Fortgeschrittenes Parkinson-Syndrom
Im fortgeschrittenen Stadium der Parkinson-Erkrankung treten neben den motorischen Kardinalsymptomen Tremor, Rigor und Bradykinese zusätzliche motorische und nicht-motorische Symptome auf, welche die Behandlung verkomplizieren. Zu den motorischen Komplikationen zählen zum Beispiel Wearing-off-Fluktuationen, Dyskinesien und Dystonien. Erschwerend kommen nichtmotorische Komplikationen wie Blasenentleerungsstörungen, orthostatische Dysregulation, psychotische Symptome und demenzielle Entwicklung hinzu.
Definition des fortgeschrittenen Parkinson-Syndroms
Da es weder eine klare Definition noch universelle, standardisierte Tests oder Biomarker zur Definition des fortgeschrittenen Erkrankungsstadiums gibt, stellt die Behandlung dieser Krankheitsphase die Ärzte und Therapeuten weiterhin vor große Herausforderungen. Es existieren verschiedene Konzepte zur Definition des fortgeschrittenen Parkinson-Syndroms, wie z.B. MANAGE PD, das MAF/D-Konzept und das CDEPA-Konzept.
Therapieoptionen im fortgeschrittenen Stadium
Im fortgeschrittenen Stadium der Parkinson-Erkrankung kommen nach Ausschöpfung der oralen/transdermalen medikamentösen Therapieoptionen insbesondere nichtorale, intensivierte Folgetherapien zum Einsatz, wie z.B. die tiefe Hirnstimulation, die Gabe von subkutanem Apomorphin sowie von intestinalem Levodopa.
Prognose und Lebenserwartung
Parkinson ist nicht heilbar, aber Forschungserfolge, die Weiterentwicklung der Parkinson Medikamente und moderne Therapien ermöglichen eine Linderung der Symptome und eine gute Lebensqualität, sowie eine kaum verkürzte Lebenserwartung. Parkinson an sich ist keine tödliche Krankheit.
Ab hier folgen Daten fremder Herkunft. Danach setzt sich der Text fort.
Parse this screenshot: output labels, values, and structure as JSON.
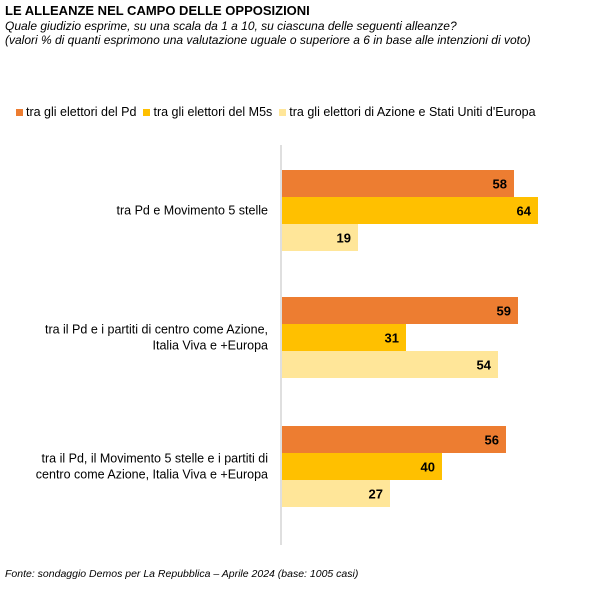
{
  "page": {
    "title": "LE ALLEANZE NEL CAMPO DELLE OPPOSIZIONI",
    "subtitle_line1": "Quale giudizio esprime, su una scala da 1 a 10, su ciascuna delle seguenti alleanze?",
    "subtitle_line2": "(valori % di quanti esprimono una valutazione uguale o superiore a 6 in base alle intenzioni di voto)",
    "source": "Fonte: sondaggio Demos per La Repubblica – Aprile 2024 (base: 1005 casi)"
  },
  "chart_data": {
    "type": "bar",
    "orientation": "horizontal",
    "title": "LE ALLEANZE NEL CAMPO DELLE OPPOSIZIONI",
    "categories": [
      [
        "tra Pd e Movimento 5 stelle"
      ],
      [
        "tra il Pd e i partiti di centro come Azione,",
        "Italia Viva e +Europa"
      ],
      [
        "tra il Pd, il Movimento 5 stelle e i partiti di",
        "centro come Azione, Italia Viva e +Europa"
      ]
    ],
    "series": [
      {
        "name": "tra gli elettori del Pd",
        "color": "#ED7D31",
        "values": [
          58,
          59,
          56
        ]
      },
      {
        "name": "tra gli elettori del M5s",
        "color": "#FFC000",
        "values": [
          64,
          31,
          40
        ]
      },
      {
        "name": "tra gli elettori di Azione e Stati Uniti d'Europa",
        "color": "#FFE699",
        "values": [
          19,
          54,
          27
        ]
      }
    ],
    "xlim": [
      0,
      100
    ],
    "grid": false,
    "legend": "top",
    "data_labels": true
  }
}
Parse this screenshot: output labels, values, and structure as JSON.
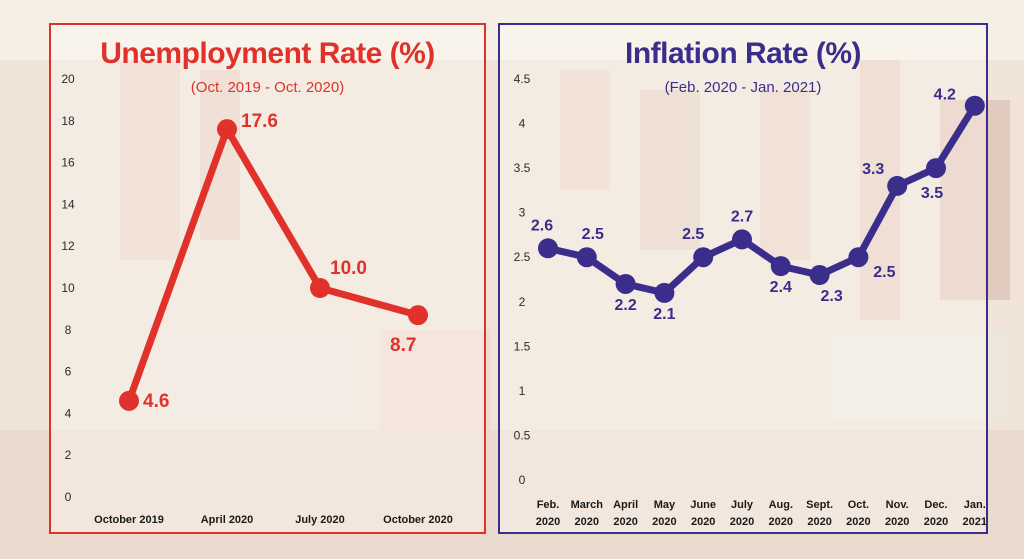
{
  "chart_data": [
    {
      "type": "line",
      "title": "Unemployment Rate (%)",
      "subtitle": "(Oct. 2019 - Oct. 2020)",
      "categories": [
        "October 2019",
        "April 2020",
        "July 2020",
        "October 2020"
      ],
      "values": [
        4.6,
        17.6,
        10.0,
        8.7
      ],
      "data_labels": [
        "4.6",
        "17.6",
        "10.0",
        "8.7"
      ],
      "ylim": [
        0,
        20
      ],
      "yticks": [
        0,
        2,
        4,
        6,
        8,
        10,
        12,
        14,
        16,
        18,
        20
      ],
      "grid": false,
      "color": "#e0322a"
    },
    {
      "type": "line",
      "title": "Inflation Rate (%)",
      "subtitle": "(Feb. 2020 - Jan. 2021)",
      "categories": [
        "Feb.|2020",
        "March|2020",
        "April|2020",
        "May|2020",
        "June|2020",
        "July|2020",
        "Aug.|2020",
        "Sept.|2020",
        "Oct.|2020",
        "Nov.|2020",
        "Dec.|2020",
        "Jan.|2021"
      ],
      "values": [
        2.6,
        2.5,
        2.2,
        2.1,
        2.5,
        2.7,
        2.4,
        2.3,
        2.5,
        3.3,
        3.5,
        4.2
      ],
      "data_labels": [
        "2.6",
        "2.5",
        "2.2",
        "2.1",
        "2.5",
        "2.7",
        "2.4",
        "2.3",
        "2.5",
        "3.3",
        "3.5",
        "4.2"
      ],
      "ylim": [
        0,
        4.5
      ],
      "yticks": [
        "0",
        "0.5",
        "1",
        "1.5",
        "2",
        "2.5",
        "3",
        "3.5",
        "4",
        "4.5"
      ],
      "grid": false,
      "color": "#3a2d8c"
    }
  ]
}
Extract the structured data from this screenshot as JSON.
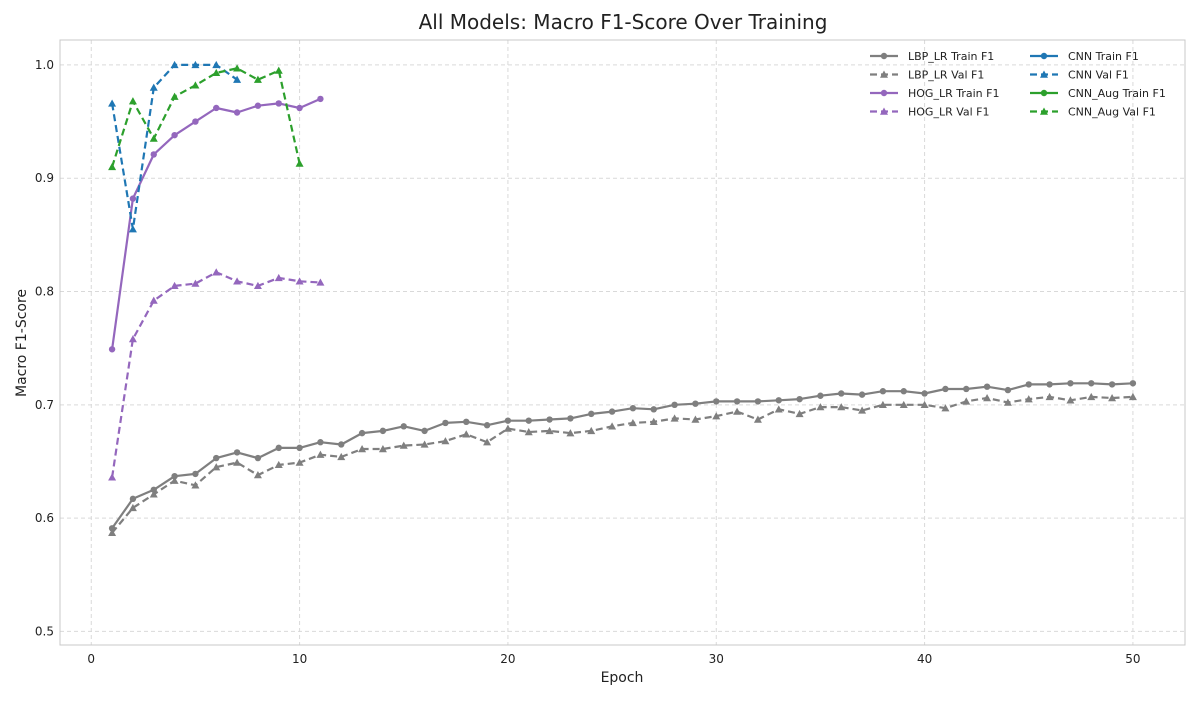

Motorische Störungen erhöhen aber zum Beispiel die Unfallgefahr und auftretende Begleiterkrankungen können in seltenen Fällen lebensbedrohlich sein. Die durchschnittliche Lebenserwartung ist nahezu identisch mit der von Menschen ohne Parkinson.
Leben mit Parkinson
Die Diagnose Parkinson kann für Betroffene und ihre Angehörigen eine große Herausforderung sein. Es ist wichtig, sich umfassend über die Erkrankung zu informieren und sich professionelle Hilfe zu suchen. Eine frühzeitige Diagnose und eine individuell angepasste Therapie können dazu beitragen, die Symptome zu lindern und die Lebensqualität zu verbessern.
Tipps für den Alltag
- Bewegung: Regelmäßige Bewegung ist wichtig, um die Beweglichkeit und Koordination zu erhalten.
- Ernährung: Eine ausgewogene Ernährung kann helfen, die Symptome zu lindern.
- Unterstützung: Der Austausch mit anderen Betroffenen und die Unterstützung durch Angehörige und Freunde können helfen, mit der Erkrankung umzugehen.
- Patientenverfügung: Eine Patientenverfügung stellt sicher, dass die medizinischen Wünsche auch in unerwarteten Situationen respektiert werden und bewahrt so die Selbstbestimmung.